In situ Nitrate Assimilation in Winter Wheat: Peduncle Injection with Nitrogen‐15‐Nitrate at Anthesis 1

Nitrogen accumulation and assimilation following anthesis in winter wheat ( Triticum aestivum L.) depends on the level of soil nitrate and the availability of carbon substrates to support plant transport and assimilation functions. Spike and peduncle nitrate assimilation was investigated by injecting at anthesis 100 µ mol 15 N‐nitrate (99 atom % 15 N) into the hollow peduncles of field‐grown (Typic Paleudalf soil) winter wheat (‘Doublecrop’). Dry weight changes in vegetative and reproductive culm parts and N assimilation and partitioning were followed at 5‐day intervals until maturity, 40 days after anthesis (DAA). Between 10 and 25 DAA, accumulation of spike dry matter and N increased to 56 mg day −1 and 79 µ mol day −1 . Over 80% of the injected 15 N‐nitrate was absorbed through the peduncle cavity walls within 5 DAA. Differential utilization of endogenous nitrate and injected 15 N‐nitrate or dilution of the injected 15 N‐nitrate by soil derived nitrate was observed. Peduncle nitrate atom % 15 N decreased from 90.6 (0 DAA) to 54.4 (10 DAA). Within 5 DAA, 50% of the recovered excess 15 N was partitioned to the spike. In contrast, 20 DAA elapsed before 50% of the total spike N accumulated after anthesis was acquired. Only a small portion of the total excess 15 N in the culm was recovered in the flag leaf (3%) and culm below the peduncle (2%).

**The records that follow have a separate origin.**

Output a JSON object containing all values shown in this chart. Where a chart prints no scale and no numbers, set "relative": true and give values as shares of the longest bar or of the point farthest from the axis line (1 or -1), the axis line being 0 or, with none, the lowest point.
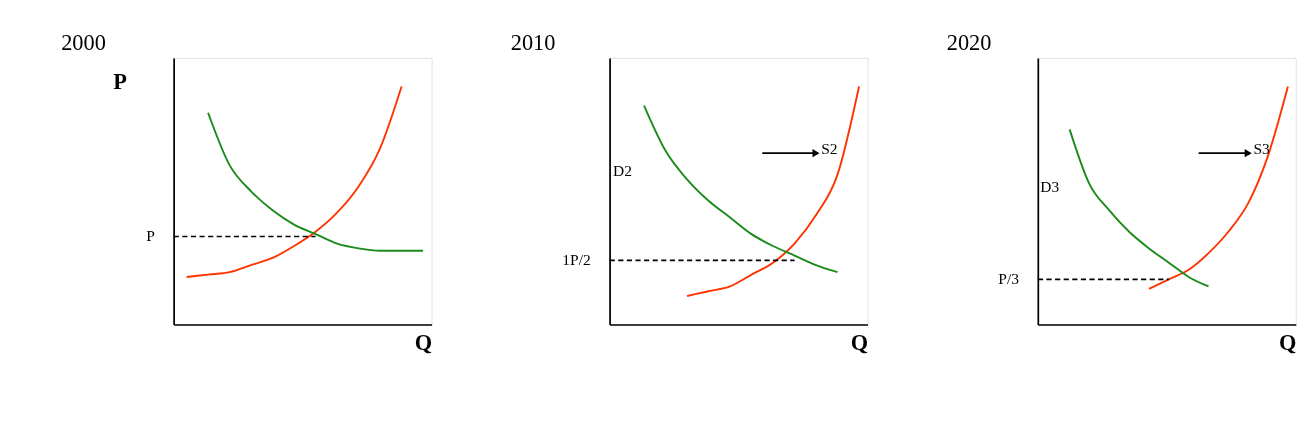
{
  "chart_data": [
    {
      "type": "line",
      "relative": true,
      "title": "2000",
      "ylabel": "P",
      "xlabel": "Q",
      "categories": [
        null,
        null,
        null,
        null,
        null,
        null,
        null,
        null,
        null,
        null,
        null,
        null
      ],
      "series": [
        {
          "color": "#ff3300",
          "values": [
            0.2,
            0.21,
            0.22,
            0.25,
            0.28,
            0.33,
            0.39,
            0.47,
            0.58,
            0.74,
            1,
            null
          ]
        },
        {
          "color": "#1a8a1a",
          "values": [
            null,
            0.89,
            0.67,
            0.56,
            0.48,
            0.42,
            0.38,
            0.34,
            0.32,
            0.31,
            0.31,
            0.31
          ]
        }
      ],
      "ref_lines": [
        {
          "axis": "y",
          "value": 0.37,
          "label": "P",
          "color": "#000000",
          "line_style": "dashed"
        }
      ],
      "tick_labels": false,
      "marker": "none",
      "line_style": "solid"
    },
    {
      "type": "line",
      "relative": true,
      "title": "2010",
      "xlabel": "Q",
      "categories": [
        null,
        null,
        null,
        null,
        null,
        null,
        null,
        null,
        null,
        null,
        null,
        null
      ],
      "series": [
        {
          "color": "#ff3300",
          "values": [
            null,
            null,
            null,
            0.12,
            0.14,
            0.16,
            0.21,
            0.26,
            0.34,
            0.46,
            0.63,
            1
          ]
        },
        {
          "color": "#1a8a1a",
          "values": [
            null,
            0.92,
            0.73,
            0.61,
            0.52,
            0.45,
            0.38,
            0.33,
            0.29,
            0.25,
            0.22,
            null
          ]
        }
      ],
      "ref_lines": [
        {
          "axis": "y",
          "value": 0.27,
          "label": "1P/2",
          "color": "#000000",
          "line_style": "dashed"
        }
      ],
      "annotations": [
        "D2",
        "S2"
      ],
      "tick_labels": false,
      "marker": "none",
      "line_style": "solid"
    },
    {
      "type": "line",
      "relative": true,
      "title": "2020",
      "xlabel": "Q",
      "categories": [
        null,
        null,
        null,
        null,
        null,
        null,
        null,
        null,
        null,
        null,
        null,
        null,
        null
      ],
      "series": [
        {
          "color": "#ff3300",
          "values": [
            null,
            null,
            null,
            null,
            null,
            0.15,
            0.19,
            0.23,
            0.3,
            0.39,
            0.51,
            0.71,
            1
          ]
        },
        {
          "color": "#1a8a1a",
          "values": [
            null,
            0.82,
            0.59,
            0.48,
            0.39,
            0.32,
            0.26,
            0.2,
            0.16,
            null,
            null,
            null,
            null
          ]
        }
      ],
      "ref_lines": [
        {
          "axis": "y",
          "value": 0.19,
          "label": "P/3",
          "color": "#000000",
          "line_style": "dashed"
        }
      ],
      "annotations": [
        "D3",
        "S3"
      ],
      "tick_labels": false,
      "marker": "none",
      "line_style": "solid"
    }
  ]
}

Collectively, these results indicate that the rapidly absorbed 15 N‐nitrate was not incorporated uniformly with peduncle N, but the absorbed 15 N was readily transported to the spike. Although the relative contribution of nonleaf components to assimilate soil‐derived nitrate absorbed after anthesis is not indicated, it is clear that the spike and peduncle have a considerable in situ capacity to assimilate nitrate immediately following anthesis.